Inviato da Paolo Accardi (docente in discipline giuridiche ed economiche) – Sui giornali fervono i dibattiti sulle discipline da studiare nelle scuole, dalla reintroduzione della fantomatica educazione civica, alla Storia tagliata fuori dagli esami. Tuttavia, nel silenzio generale, sul territorio sta avvenendo qualcosa di molto grave: un progetto di “dimensionamento” degli istituti superiori che avrà serissime ripercussioni sull’organizzazione didattica e sulla formazione futura degli alunni.

In questa pagina: https://temi.camera.it/leg18/post/la_rete_scolastica_e_il_dimensionamento_delle_istituzioni_scolastiche_-1.html

viene spiegato il percorso giuridico che parte dal DPR 233/98 (per acquisire o mantenere la personalità giuridica, gli istituti dovevano avere, di norma, una popolazione, consolidata e prevedibilmente stabile per almeno un quinquennio, compresa fra 500 e 900 unità, con alcune deroghe ) e arriva D.L. 98/2011 ( viene demandato alle Regioni le modalità di accorpamento del servizio ).
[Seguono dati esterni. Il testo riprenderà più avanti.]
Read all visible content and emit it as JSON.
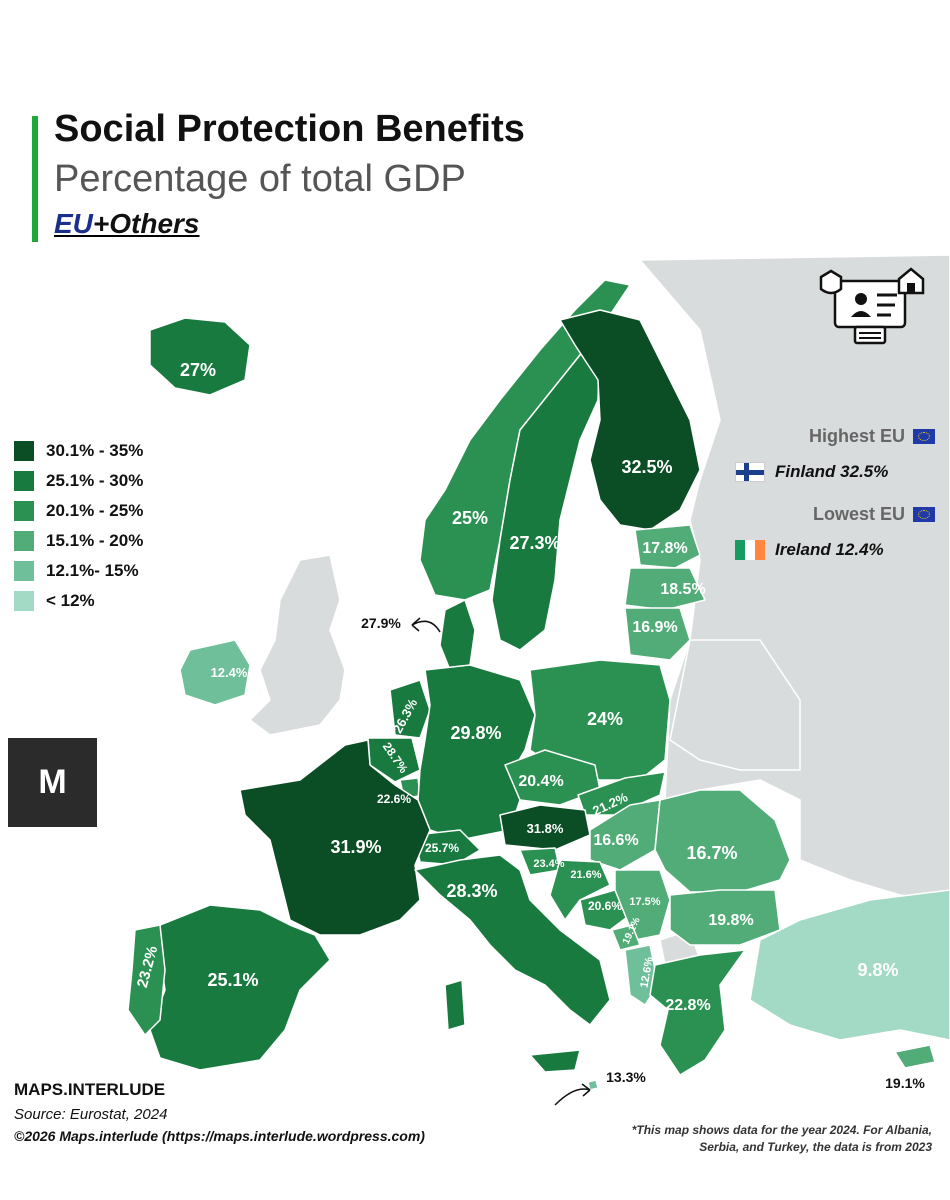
{
  "header": {
    "title": "Social Protection Benefits",
    "subtitle": "Percentage of total GDP",
    "scope_eu": "EU",
    "scope_rest": "+Others"
  },
  "colors": {
    "accent_bar": "#1ea83c",
    "eu_blue": "#1a2f8c",
    "non_data_land": "#d9dcdd",
    "sea": "#ffffff"
  },
  "legend": [
    {
      "label": "30.1% - 35%",
      "color": "#0b4d25"
    },
    {
      "label": "25.1% - 30%",
      "color": "#187a3f"
    },
    {
      "label": "20.1% - 25%",
      "color": "#2b9152"
    },
    {
      "label": "15.1% - 20%",
      "color": "#51ac78"
    },
    {
      "label": "12.1%- 15%",
      "color": "#6fc09a"
    },
    {
      "label": "< 12%",
      "color": "#a3dac6"
    }
  ],
  "highlights": {
    "highest_heading": "Highest EU",
    "highest_value": "Finland 32.5%",
    "lowest_heading": "Lowest EU",
    "lowest_value": "Ireland 12.4%"
  },
  "map": {
    "countries": [
      {
        "key": "iceland",
        "name": "Iceland",
        "value": 27.0,
        "label": "27%"
      },
      {
        "key": "norway",
        "name": "Norway",
        "value": 25.0,
        "label": "25%"
      },
      {
        "key": "sweden",
        "name": "Sweden",
        "value": 27.3,
        "label": "27.3%"
      },
      {
        "key": "finland",
        "name": "Finland",
        "value": 32.5,
        "label": "32.5%"
      },
      {
        "key": "estonia",
        "name": "Estonia",
        "value": 17.8,
        "label": "17.8%"
      },
      {
        "key": "latvia",
        "name": "Latvia",
        "value": 18.5,
        "label": "18.5%"
      },
      {
        "key": "lithuania",
        "name": "Lithuania",
        "value": 16.9,
        "label": "16.9%"
      },
      {
        "key": "denmark",
        "name": "Denmark",
        "value": 27.9,
        "label": "27.9%"
      },
      {
        "key": "ireland",
        "name": "Ireland",
        "value": 12.4,
        "label": "12.4%"
      },
      {
        "key": "netherlands",
        "name": "Netherlands",
        "value": 26.3,
        "label": "26.3%"
      },
      {
        "key": "belgium",
        "name": "Belgium",
        "value": 28.7,
        "label": "28.7%"
      },
      {
        "key": "luxembourg",
        "name": "Luxembourg",
        "value": 22.6,
        "label": "22.6%"
      },
      {
        "key": "germany",
        "name": "Germany",
        "value": 29.8,
        "label": "29.8%"
      },
      {
        "key": "poland",
        "name": "Poland",
        "value": 24.0,
        "label": "24%"
      },
      {
        "key": "czechia",
        "name": "Czechia",
        "value": 20.4,
        "label": "20.4%"
      },
      {
        "key": "slovakia",
        "name": "Slovakia",
        "value": 21.2,
        "label": "21.2%"
      },
      {
        "key": "austria",
        "name": "Austria",
        "value": 31.8,
        "label": "31.8%"
      },
      {
        "key": "switzerland",
        "name": "Switzerland",
        "value": 25.7,
        "label": "25.7%"
      },
      {
        "key": "france",
        "name": "France",
        "value": 31.9,
        "label": "31.9%"
      },
      {
        "key": "hungary",
        "name": "Hungary",
        "value": 16.6,
        "label": "16.6%"
      },
      {
        "key": "romania",
        "name": "Romania",
        "value": 16.7,
        "label": "16.7%"
      },
      {
        "key": "slovenia",
        "name": "Slovenia",
        "value": 23.4,
        "label": "23.4%"
      },
      {
        "key": "croatia",
        "name": "Croatia",
        "value": 21.6,
        "label": "21.6%"
      },
      {
        "key": "bosnia",
        "name": "Bosnia and Herzegovina",
        "value": 20.6,
        "label": "20.6%"
      },
      {
        "key": "serbia",
        "name": "Serbia",
        "value": 17.5,
        "label": "17.5%"
      },
      {
        "key": "montenegro",
        "name": "Montenegro",
        "value": 19.1,
        "label": "19.1%"
      },
      {
        "key": "albania",
        "name": "Albania",
        "value": 12.6,
        "label": "12.6%"
      },
      {
        "key": "bulgaria",
        "name": "Bulgaria",
        "value": 19.8,
        "label": "19.8%"
      },
      {
        "key": "greece",
        "name": "Greece",
        "value": 22.8,
        "label": "22.8%"
      },
      {
        "key": "turkey",
        "name": "Turkey",
        "value": 9.8,
        "label": "9.8%"
      },
      {
        "key": "cyprus",
        "name": "Cyprus",
        "value": 19.1,
        "label": "19.1%"
      },
      {
        "key": "italy",
        "name": "Italy",
        "value": 28.3,
        "label": "28.3%"
      },
      {
        "key": "malta",
        "name": "Malta",
        "value": 13.3,
        "label": "13.3%"
      },
      {
        "key": "spain",
        "name": "Spain",
        "value": 25.1,
        "label": "25.1%"
      },
      {
        "key": "portugal",
        "name": "Portugal",
        "value": 23.2,
        "label": "23.2%"
      }
    ]
  },
  "branding": {
    "logo_text": "M",
    "name": "MAPS.INTERLUDE",
    "source": "Source: Eurostat, 2024",
    "copyright": "©2026 Maps.interlude (https://maps.interlude.wordpress.com)"
  },
  "footnote": "*This map shows data for the year 2024. For Albania, Serbia, and Turkey, the data is from 2023"
}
Cosa sta accadendo nei fatti? Mentre lo Stato individua i percorsi di studio, le Regioni pensano agli edifici e lo fanno attraverso le “conferenze provinciali di organizzazione della rete scolastica” ( formata da amministratori locali ), quest’ultimi stanno applicando agli Istituti Superiori lo stesso criterio – talvolta anche clientelare – applicato alle scuole elementari e medie, ma non si tiene conto che al contrario degli Istituti Comprensivi, le Superiori hanno percorsi di studio e utenze completamente diverse: tecnici, licei e professionali. Si sono formati Istituti con due o tre nomi, e purtroppo c’è poco da ridere, al cui interno troviamo indirizzi di studio completamente diversi con unico Collegio docenti ( sic! ), ricordo che il Collegio docenti è l’organo deputato a dare l’indirizzo didattico, ma come può avere un comune indirizzo didattico un liceo classico e un professionale? Stiamo affidando la “riforma” dei corsi di studio non ai pedagogisti, intellettuali, professori universitari e così via, ma ai sindaci (o meglio ai loro delegati ).

Una proposta potrebbe essere quella di trasformare le scuole superiori in “campus” al cui interno ci sono i vari indirizzi e/o corsi di studio, e così si evita quel mercato all’ingrosso che è diventato l’orientamento, con gli istituti che si fanno la guerra per avere qualche iscritto in più dalle scuola medie. Ma la cosa più importante è che se ne inizi a parlare perché: “Mentre a Roma si discute, Sagunto è espugnata”.